MinerU PDF Parser
ReviewAudited by ClawScan on May 10, 2026.
Overview
The skill mostly does what it claims by sending chosen documents to MinerU for conversion, but its downloaded ZIP extraction is unsafe enough to require review before use.
Install only if you are comfortable sending the selected documents to MinerU. Use a dedicated output folder, avoid highly sensitive files unless MinerU's terms are acceptable, protect the API token, and prefer a patched version that safely validates ZIP contents before extraction.
Findings (5)
Artifact-based informational review of SKILL.md, metadata, install specs, static scan signals, and capability signals. ClawScan does not execute the skill or run runtime probes.
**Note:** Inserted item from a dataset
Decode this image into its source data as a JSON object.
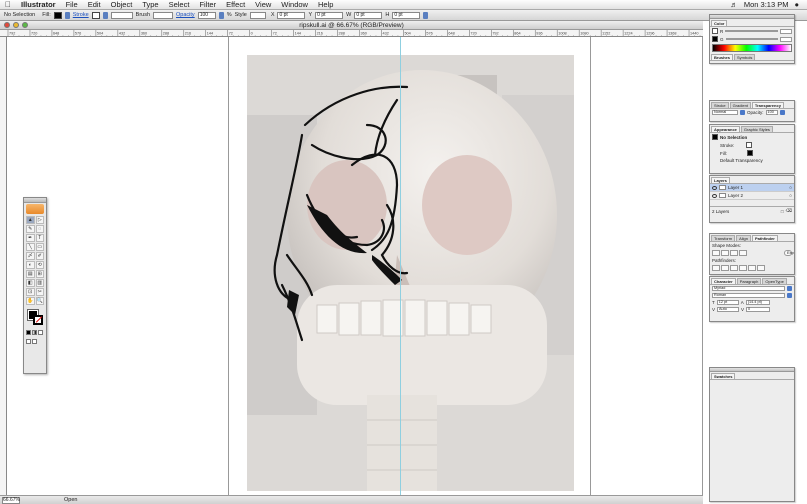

If MinerU or a returned ZIP URL were compromised or malformed, files could be written outside the selected output folder and potentially overwrite local files.
A ZIP downloaded from the provider is extracted without validating that archive entries remain inside the intended output directory; the same extraction pattern appears in the other included scripts.
with zipfile.ZipFile(zip_path) as zf:
zf.extractall(extract_dir)Use only in a contained output directory until the scripts validate ZIP entry paths, reject absolute or '..' paths, and optionally limit extracted file sizes.
Anyone with the token may be able to use the linked MinerU API quota or account privileges.
The skill requires a MinerU API token, which is expected for the MinerU service integration but is still account access material.
export MINERU_TOKEN="your-token-here"
Store the token securely, prefer the environment variable over command-line token arguments, and revoke/rotate it if exposed.
Document contents, including potentially sensitive PDFs, Word files, slides, or images, leave the local machine for third-party processing.
Selected local documents are read and uploaded to MinerU or its returned upload URL for parsing, which matches the stated purpose.
API_BASE = "https://mineru.net/api/v4" ... requests.put(upload_url, data=file_data, timeout=300)
Only process documents you are allowed to upload to MinerU and review MinerU's privacy/data-retention terms for sensitive material.
Parsed content from untrusted documents could later be reused by notes, search, RAG, or agent workflows, including any prompt-like text inside the original document.
The skill supports writing parsed Markdown into persistent, possibly cloud-synced knowledge-base locations.
Saving parsed content to Obsidian or knowledge bases ... --output "~/Library/Mobile Documents/com~apple~CloudDocs/Obsidian/VaultName/"
Treat converted Markdown from untrusted documents as untrusted content and review it before using it in shared knowledge bases or agent memory.
Future dependency versions could change behavior or introduce dependency risk, though these packages are expected for this API client.
The skill depends on common PyPI HTTP libraries with lower-bound version constraints rather than pinned, reproducible versions.
requests>=2.28.0 aiohttp>=3.8.0
Install dependencies from a trusted Python environment and consider pinning exact versions or hashes for repeatable deployments.